Professor of English at Housatonic Community College, I currently advise both the journalism program and the student newspaper and teach academic and creative writing, literature, and journalism. I am the founder and former coordinator of HCC's Writing Across the Curriculum Center and co-founded and advised the Coffeehouse Club, a bi-weekly poetry reading and performance venue.   I have received a number of awards for my teaching since beginning at HCC, including Who's Who Among American Teachers award, which I have won a number of consecutive times.  I am also a Registered Yoga Teacher (RYT), having completed a 200-hour teacher training program through YogaSpirit Studios® in March 2009. In October of the same year, I began a 500-hour Para Yoga teacher training program.

A co-founder and former editor of a college arts magazine, I have worked as a daily newspaper reporter, magazine writer, and book editor.  I have written and published everything from horoscopes to hard news stories, in-depth features and investigative articles, book and film reviews, and a variety of arts stories, including in-depth profiles of performance artists Tim Miller and Karen Findley, two of the artists singled out when National Endowment for the Arts grants were first challenged by members of Congress.   I have also worked for the Connecticut Citizen Action Group and Greenpeace.   In fact, it was my commitment to environmental and social activism and my desire to return to school that spurred me to leave newspaper writing. 

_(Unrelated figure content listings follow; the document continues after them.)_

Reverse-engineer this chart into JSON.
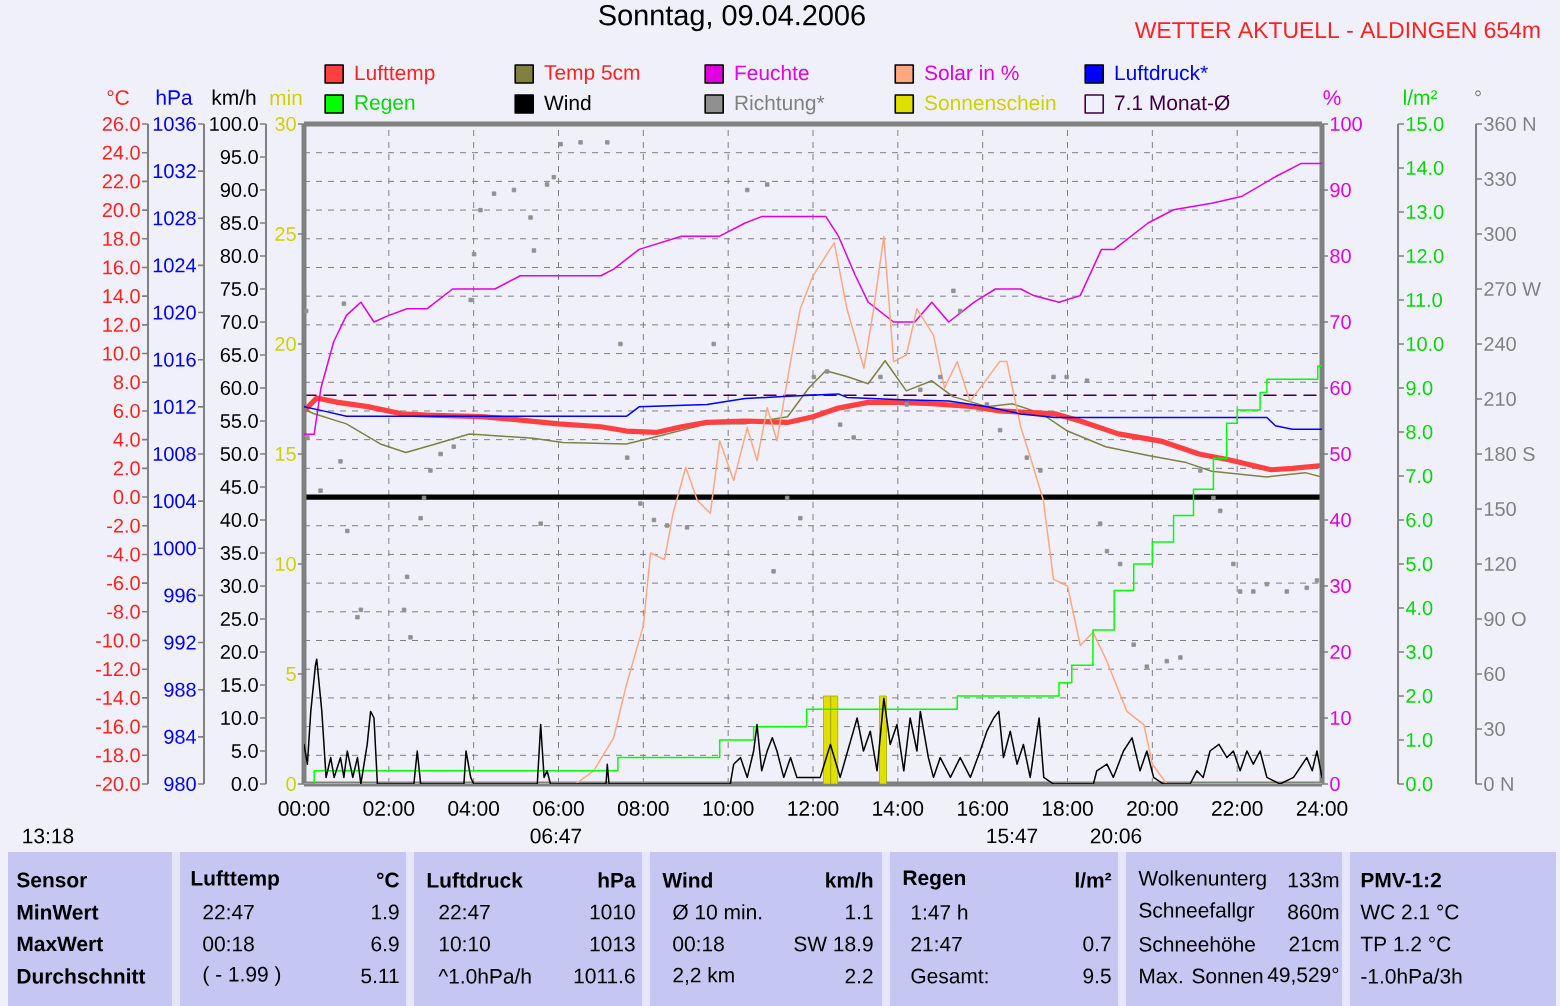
{
  "chart_data": [
    {
      "type": "line",
      "title": "Sonntag, 09.04.2006",
      "subtitle": "WETTER AKTUELL - ALDINGEN 654m",
      "xlim": [
        0,
        24
      ],
      "xticks": [
        {
          "value": 0,
          "label": "00:00"
        },
        {
          "value": 2,
          "label": "02:00"
        },
        {
          "value": 4,
          "label": "04:00"
        },
        {
          "value": 6,
          "label": "06:00"
        },
        {
          "value": 8,
          "label": "08:00"
        },
        {
          "value": 10,
          "label": "10:00"
        },
        {
          "value": 12,
          "label": "12:00"
        },
        {
          "value": 14,
          "label": "14:00"
        },
        {
          "value": 16,
          "label": "16:00"
        },
        {
          "value": 18,
          "label": "18:00"
        },
        {
          "value": 20,
          "label": "20:00"
        },
        {
          "value": 22,
          "label": "22:00"
        },
        {
          "value": 24,
          "label": "24:00"
        }
      ],
      "ylabel": "°C",
      "ylim": [
        -20,
        26
      ],
      "yticks": [
        {
          "value": -20,
          "label": "-20.0"
        },
        {
          "value": -18,
          "label": "-18.0"
        },
        {
          "value": -16,
          "label": "-16.0"
        },
        {
          "value": -14,
          "label": "-14.0"
        },
        {
          "value": -12,
          "label": "-12.0"
        },
        {
          "value": -10,
          "label": "-10.0"
        },
        {
          "value": -8,
          "label": "-8.0"
        },
        {
          "value": -6,
          "label": "-6.0"
        },
        {
          "value": -4,
          "label": "-4.0"
        },
        {
          "value": -2,
          "label": "-2.0"
        },
        {
          "value": 0,
          "label": "0.0"
        },
        {
          "value": 2,
          "label": "2.0"
        },
        {
          "value": 4,
          "label": "4.0"
        },
        {
          "value": 6,
          "label": "6.0"
        },
        {
          "value": 8,
          "label": "8.0"
        },
        {
          "value": 10,
          "label": "10.0"
        },
        {
          "value": 12,
          "label": "12.0"
        },
        {
          "value": 14,
          "label": "14.0"
        },
        {
          "value": 16,
          "label": "16.0"
        },
        {
          "value": 18,
          "label": "18.0"
        },
        {
          "value": 20,
          "label": "20.0"
        },
        {
          "value": 22,
          "label": "22.0"
        },
        {
          "value": 24,
          "label": "24.0"
        },
        {
          "value": 26,
          "label": "26.0"
        }
      ],
      "grid": true,
      "legend": "top",
      "series": [
        {
          "name": "Lufttemp",
          "color": "#ff4040",
          "x": [
            0,
            0.3,
            0.8,
            1.5,
            2.3,
            3.0,
            4.2,
            5.0,
            6.0,
            7.0,
            7.6,
            8.3,
            8.9,
            9.5,
            10.4,
            11.4,
            12.0,
            12.6,
            13.3,
            14.0,
            14.8,
            15.8,
            16.4,
            17.7,
            18.3,
            19.2,
            20.2,
            21.1,
            21.8,
            22.8,
            23.3,
            24.0
          ],
          "values": [
            6.0,
            6.9,
            6.6,
            6.3,
            5.8,
            5.7,
            5.6,
            5.4,
            5.1,
            4.9,
            4.6,
            4.5,
            4.9,
            5.2,
            5.3,
            5.2,
            5.6,
            6.2,
            6.6,
            6.6,
            6.5,
            6.3,
            6.0,
            5.8,
            5.3,
            4.4,
            3.9,
            3.0,
            2.6,
            1.9,
            2.0,
            2.2
          ]
        },
        {
          "name": "Temp 5cm",
          "color": "#808040",
          "x": [
            0,
            0.24,
            1.0,
            1.8,
            2.4,
            3.1,
            3.9,
            5.4,
            6.1,
            7.6,
            8.3,
            9.5,
            10.4,
            11.4,
            11.9,
            12.3,
            12.8,
            13.3,
            13.7,
            14.2,
            14.8,
            15.3,
            16.1,
            16.7,
            17.4,
            18.0,
            18.9,
            19.9,
            20.8,
            21.4,
            22.7,
            23.6,
            24.0
          ],
          "values": [
            6.1,
            5.8,
            5.1,
            3.7,
            3.1,
            3.7,
            4.4,
            4.1,
            3.8,
            3.7,
            4.2,
            5.1,
            5.1,
            5.6,
            7.6,
            8.8,
            8.4,
            7.9,
            9.5,
            7.4,
            8.1,
            7.0,
            6.3,
            6.5,
            5.8,
            4.6,
            3.5,
            2.9,
            2.4,
            1.8,
            1.4,
            1.7,
            1.4
          ]
        },
        {
          "name": "7.1 Monat-Ø",
          "color": "#400040",
          "line_style": "dashed",
          "x": [
            0,
            24
          ],
          "values": [
            7.1,
            7.1
          ]
        }
      ],
      "ref_lines": [
        {
          "axis": "y",
          "value": 0,
          "color": "#000000"
        }
      ],
      "annotations": [
        "13:18",
        "06:47",
        "15:47",
        "20:06"
      ]
    },
    {
      "type": "line",
      "xlim": [
        0,
        24
      ],
      "tick_labels": "y",
      "legend": "top",
      "ylabel": "hPa",
      "ylim": [
        980,
        1036
      ],
      "yticks": [
        980,
        984,
        988,
        992,
        996,
        1000,
        1004,
        1008,
        1012,
        1016,
        1020,
        1024,
        1028,
        1032,
        1036
      ],
      "y2label": "°",
      "y2lim": [
        0,
        360
      ],
      "y2ticks": [
        {
          "value": 0,
          "label": "0 N"
        },
        30,
        60,
        {
          "value": 90,
          "label": "90 O"
        },
        120,
        150,
        {
          "value": 180,
          "label": "180 S"
        },
        210,
        240,
        {
          "value": 270,
          "label": "270 W"
        },
        300,
        330,
        {
          "value": 360,
          "label": "360 N"
        }
      ],
      "series": [
        {
          "name": "Luftdruck*",
          "color": "#0000ff",
          "x": [
            0,
            0.4,
            1.0,
            7.6,
            7.9,
            9.5,
            10.4,
            11.4,
            12.6,
            12.8,
            14.1,
            15.2,
            16.1,
            16.9,
            17.7,
            22.7,
            22.9,
            23.3,
            24.0
          ],
          "values": [
            1012.0,
            1011.7,
            1011.2,
            1011.2,
            1012.0,
            1012.2,
            1012.7,
            1012.9,
            1013.1,
            1012.8,
            1012.6,
            1012.5,
            1012.0,
            1011.4,
            1011.1,
            1011.1,
            1010.4,
            1010.1,
            1010.1
          ]
        },
        {
          "name": "Richtung*",
          "color": "#909090",
          "type": "scatter",
          "marker": "square",
          "axis": "y2",
          "x": [
            0.05,
            0.08,
            0.39,
            0.86,
            0.94,
            1.02,
            1.26,
            1.34,
            2.36,
            2.43,
            2.51,
            2.75,
            2.83,
            2.98,
            3.22,
            3.53,
            3.93,
            4.01,
            4.16,
            4.48,
            4.95,
            5.34,
            5.42,
            5.58,
            5.73,
            5.89,
            6.05,
            6.52,
            7.15,
            7.46,
            7.62,
            7.93,
            8.25,
            8.56,
            9.03,
            9.66,
            10.45,
            10.92,
            11.07,
            11.39,
            11.7,
            12.02,
            12.33,
            12.64,
            12.96,
            13.59,
            14.21,
            14.53,
            15.0,
            15.31,
            15.47,
            16.1,
            16.41,
            17.04,
            17.36,
            17.67,
            17.98,
            18.46,
            18.77,
            18.93,
            19.24,
            19.56,
            19.87,
            20.34,
            20.66,
            21.13,
            21.44,
            21.6,
            21.91,
            22.07,
            22.38,
            22.7,
            23.17,
            23.64,
            23.88
          ],
          "values": [
            258,
            189,
            160,
            176,
            262,
            138,
            91,
            95,
            95,
            113,
            80,
            145,
            156,
            171,
            180,
            184,
            264,
            289,
            313,
            322,
            324,
            309,
            291,
            142,
            327,
            331,
            349,
            350,
            350,
            240,
            178,
            153,
            144,
            141,
            140,
            240,
            324,
            327,
            116,
            156,
            145,
            222,
            225,
            196,
            189,
            222,
            207,
            215,
            222,
            269,
            258,
            207,
            193,
            178,
            171,
            222,
            222,
            220,
            142,
            127,
            120,
            76,
            64,
            67,
            69,
            171,
            156,
            149,
            120,
            105,
            105,
            109,
            105,
            107,
            111
          ]
        }
      ]
    },
    {
      "type": "line",
      "xlim": [
        0,
        24
      ],
      "tick_labels": "y",
      "legend": "top",
      "ylabel": "km/h",
      "ylim": [
        0,
        100
      ],
      "yticks": [
        {
          "value": 0,
          "label": "0.0"
        },
        {
          "value": 5,
          "label": "5.0"
        },
        {
          "value": 10,
          "label": "10.0"
        },
        {
          "value": 15,
          "label": "15.0"
        },
        {
          "value": 20,
          "label": "20.0"
        },
        {
          "value": 25,
          "label": "25.0"
        },
        {
          "value": 30,
          "label": "30.0"
        },
        {
          "value": 35,
          "label": "35.0"
        },
        {
          "value": 40,
          "label": "40.0"
        },
        {
          "value": 45,
          "label": "45.0"
        },
        {
          "value": 50,
          "label": "50.0"
        },
        {
          "value": 55,
          "label": "55.0"
        },
        {
          "value": 60,
          "label": "60.0"
        },
        {
          "value": 65,
          "label": "65.0"
        },
        {
          "value": 70,
          "label": "70.0"
        },
        {
          "value": 75,
          "label": "75.0"
        },
        {
          "value": 80,
          "label": "80.0"
        },
        {
          "value": 85,
          "label": "85.0"
        },
        {
          "value": 90,
          "label": "90.0"
        },
        {
          "value": 95,
          "label": "95.0"
        },
        {
          "value": 100,
          "label": "100.0"
        }
      ],
      "y2label": "l/m²",
      "y2lim": [
        0,
        15
      ],
      "y2ticks": [
        {
          "value": 0,
          "label": "0.0"
        },
        {
          "value": 1,
          "label": "1.0"
        },
        {
          "value": 2,
          "label": "2.0"
        },
        {
          "value": 3,
          "label": "3.0"
        },
        {
          "value": 4,
          "label": "4.0"
        },
        {
          "value": 5,
          "label": "5.0"
        },
        {
          "value": 6,
          "label": "6.0"
        },
        {
          "value": 7,
          "label": "7.0"
        },
        {
          "value": 8,
          "label": "8.0"
        },
        {
          "value": 9,
          "label": "9.0"
        },
        {
          "value": 10,
          "label": "10.0"
        },
        {
          "value": 11,
          "label": "11.0"
        },
        {
          "value": 12,
          "label": "12.0"
        },
        {
          "value": 13,
          "label": "13.0"
        },
        {
          "value": 14,
          "label": "14.0"
        },
        {
          "value": 15,
          "label": "15.0"
        }
      ],
      "series": [
        {
          "name": "Wind",
          "color": "#000000",
          "x": [
            0,
            0.08,
            0.16,
            0.27,
            0.3,
            0.42,
            0.52,
            0.63,
            0.71,
            0.86,
            0.94,
            1.02,
            1.15,
            1.26,
            1.34,
            1.49,
            1.57,
            1.65,
            1.73,
            2.59,
            2.67,
            2.75,
            3.77,
            3.82,
            3.93,
            4.0,
            5.5,
            5.58,
            5.66,
            5.73,
            5.81,
            7.12,
            7.15,
            7.19,
            10.05,
            10.13,
            10.29,
            10.45,
            10.6,
            10.68,
            10.79,
            10.92,
            11.04,
            11.15,
            11.31,
            11.47,
            11.62,
            11.78,
            12.17,
            12.41,
            12.64,
            13.04,
            13.19,
            13.35,
            13.51,
            13.67,
            13.82,
            13.98,
            14.14,
            14.29,
            14.45,
            14.53,
            14.72,
            14.84,
            15.0,
            15.24,
            15.47,
            15.71,
            15.94,
            16.1,
            16.26,
            16.38,
            16.49,
            16.65,
            16.81,
            16.96,
            17.12,
            17.33,
            17.44,
            17.67,
            18.61,
            18.69,
            18.93,
            19.08,
            19.32,
            19.52,
            19.71,
            19.87,
            20.03,
            20.26,
            20.89,
            21.05,
            21.2,
            21.36,
            21.57,
            21.76,
            21.91,
            22.07,
            22.23,
            22.38,
            22.54,
            22.7,
            23.01,
            23.33,
            23.64,
            23.77,
            23.88,
            24.0
          ],
          "values": [
            6,
            3,
            11,
            18,
            18.9,
            11,
            1,
            4,
            1,
            4,
            1,
            5,
            1,
            4,
            0,
            6,
            11,
            10,
            0,
            0,
            5,
            0,
            0,
            5,
            1,
            0,
            0,
            9,
            1,
            2,
            0,
            0,
            3,
            0,
            0,
            3,
            4,
            1,
            5,
            9,
            2,
            5,
            7,
            5,
            1,
            4,
            1,
            1,
            1,
            6,
            1,
            10,
            5,
            8,
            2,
            13,
            6,
            9,
            2,
            10,
            5,
            11,
            4,
            1,
            4,
            1,
            4,
            1,
            5,
            8,
            10,
            11,
            4,
            8,
            3,
            6,
            1,
            10,
            1,
            0,
            0,
            2,
            3,
            1,
            5,
            7,
            2,
            5,
            1,
            0,
            0,
            2,
            1,
            5,
            6,
            4,
            5,
            2,
            5,
            3,
            5,
            1,
            0,
            1,
            4,
            2,
            5,
            1
          ]
        },
        {
          "name": "Regen",
          "color": "#00ff00",
          "type": "step",
          "axis": "y2",
          "x": [
            0,
            0.24,
            7.4,
            9.8,
            10.6,
            11.85,
            15.4,
            17.8,
            18.1,
            18.6,
            19.1,
            19.56,
            20.0,
            20.5,
            20.97,
            21.44,
            21.75,
            22.0,
            22.54,
            22.7,
            23.9,
            24.0
          ],
          "values": [
            0,
            0.3,
            0.6,
            1.0,
            1.3,
            1.7,
            2.0,
            2.3,
            2.7,
            3.5,
            4.4,
            5.0,
            5.5,
            6.1,
            6.7,
            7.4,
            8.2,
            8.5,
            8.9,
            9.2,
            9.5,
            9.5
          ]
        }
      ]
    },
    {
      "type": "line",
      "xlim": [
        0,
        24
      ],
      "tick_labels": "y",
      "legend": "top",
      "ylabel": "min",
      "ylim": [
        0,
        30
      ],
      "yticks": [
        0,
        5,
        10,
        15,
        20,
        25,
        30
      ],
      "y2label": "%",
      "y2lim": [
        0,
        100
      ],
      "y2ticks": [
        0,
        10,
        20,
        30,
        40,
        50,
        60,
        70,
        80,
        90,
        100
      ],
      "series": [
        {
          "name": "Sonnenschein",
          "color": "#e0e000",
          "type": "bar",
          "x": [
            12.33,
            12.5,
            13.65
          ],
          "values": [
            4,
            4,
            4
          ]
        },
        {
          "name": "Feuchte",
          "color": "#e000e0",
          "axis": "y2",
          "x": [
            0,
            0.24,
            0.4,
            0.7,
            1.0,
            1.34,
            1.65,
            2.0,
            2.43,
            2.9,
            3.5,
            4.5,
            5.1,
            7.0,
            7.3,
            7.9,
            8.9,
            9.8,
            10.4,
            10.8,
            11.4,
            12.0,
            12.3,
            12.6,
            13.0,
            13.3,
            13.9,
            14.4,
            14.8,
            15.2,
            15.8,
            16.3,
            16.9,
            17.2,
            17.8,
            18.3,
            18.8,
            19.1,
            19.9,
            20.5,
            21.4,
            22.1,
            22.9,
            23.5,
            24.0
          ],
          "values": [
            53,
            53,
            60,
            67,
            71,
            73,
            70,
            71,
            72,
            72,
            75,
            75,
            77,
            77,
            78,
            81,
            83,
            83,
            85,
            86,
            86,
            86,
            86,
            83,
            77,
            73,
            70,
            70,
            73,
            70,
            73,
            75,
            75,
            74,
            73,
            74,
            81,
            81,
            85,
            87,
            88,
            89,
            92,
            94,
            94
          ]
        },
        {
          "name": "Solar in %",
          "color": "#ffa880",
          "axis": "y2",
          "x": [
            0,
            6.4,
            6.83,
            7.3,
            7.6,
            8.0,
            8.17,
            8.5,
            8.7,
            9.0,
            9.27,
            9.58,
            9.8,
            10.13,
            10.45,
            10.68,
            10.92,
            11.15,
            11.47,
            11.7,
            12.0,
            12.5,
            12.8,
            13.2,
            13.43,
            13.67,
            13.9,
            14.2,
            14.45,
            14.84,
            15.1,
            15.4,
            15.7,
            15.94,
            16.4,
            16.57,
            16.9,
            17.1,
            17.43,
            17.67,
            18.0,
            18.3,
            18.6,
            18.9,
            19.4,
            19.8,
            20.0,
            20.34,
            24.0
          ],
          "values": [
            0,
            0,
            2,
            7,
            15,
            24,
            35,
            34,
            41,
            48,
            43,
            41,
            52,
            46,
            54,
            49,
            57,
            52,
            64,
            72,
            77,
            82,
            72,
            63,
            72,
            83,
            64,
            65,
            72,
            68,
            60,
            64,
            58,
            60,
            64,
            64,
            54,
            50,
            43,
            31,
            30,
            21,
            23,
            19,
            11,
            9,
            3,
            0,
            0
          ]
        }
      ]
    },
    {
      "type": "other",
      "annotations": [
        "Sensor",
        "Lufttemp",
        "°C",
        "Luftdruck",
        "hPa",
        "Wind",
        "km/h",
        "Regen",
        "l/m²",
        "Wolkenunterg",
        "133m",
        "PMV-1:2",
        "MinWert",
        "22:47",
        "1.9",
        "22:47",
        "1010",
        "Ø 10 min.",
        "1.1",
        "1:47 h",
        "Schneefallgr",
        "860m",
        "WC 2.1 °C",
        "MaxWert",
        "00:18",
        "6.9",
        "10:10",
        "1013",
        "00:18",
        "SW 18.9",
        "21:47",
        "0.7",
        "Schneehöhe",
        "21cm",
        "TP 1.2 °C",
        "Durchschnitt",
        "( - 1.99 )",
        "5.11",
        "^1.0hPa/h",
        "1011.6",
        "2,2 km",
        "2.2",
        "Gesamt:",
        "9.5",
        "Max. Sonnen",
        "49,529°",
        "-1.0hPa/3h"
      ]
    }
  ]
}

As an undergraduate, I graduated with a B.A. in English and Journalism (a double major) from Southern Connecticut State University, from which I also received the "Outstanding Journalism Student" award.  I went on to complete a Master's in English with a Concentration in Creative Writing from S.C.S.U., where my master's thesis, a novel entitled The Baseness to Speak,received commendation of “Superior Quality,” an honor extended to only two students in the entire university.   I was also the recipient of the "Outstanding Graduate Student" award from Southern's English Department.

 

In addition to fiction, I have written poetry and essays and have been a featured reader at a number of New Haven-area venues.  In addition, I've presented scholarly work on teaching writing, literature, and citizenship education at numerous conferences and taught poetry workshops to developmentally disabled senior citizens.   Since 1998, I have been proud to serve on the staff of the Connecticut Great Teachers Seminar and have led a number of workshops for college faculty.  I currently serve as the campus Teaching and Learning Consultant, leading the Center for Teaching and helping to plan and coordinate workshops and other professional development for faculty.  In my own teaching, I am particularly interested in encouraging active learning and creative self-expression and using technology to enhance learning.

I have been active in a number of volunteer organizations, including AIDS Project New Haven and the Urban Resources Initiative (which works with Yale University to help residents to create community green spaces, gardens, and plant trees), and my neighborhood association, which focuses on the betterment of New Haven through partnerships between local businesses, residents, and city agencies.   Since 1999, I have been a member of "These Boots," an MS Walk team that has raised over $150,000 for research into multiple sclerosis and support services for those who suffer from the disease.


In my free time, I enjoy yoga, hiking, biking, kayaking, and, of course, reading and writing, as well as films and flea markets.   An unabashed Anglophile, I am somewhat addicted to BBC programs, including Ramsay's Kitchen Nightmares and Torchwood, especially. I have been known to lose large blocks of time on the Internet and to purchase more music and books than I can find space for in the home I share with my partner of over 18 years.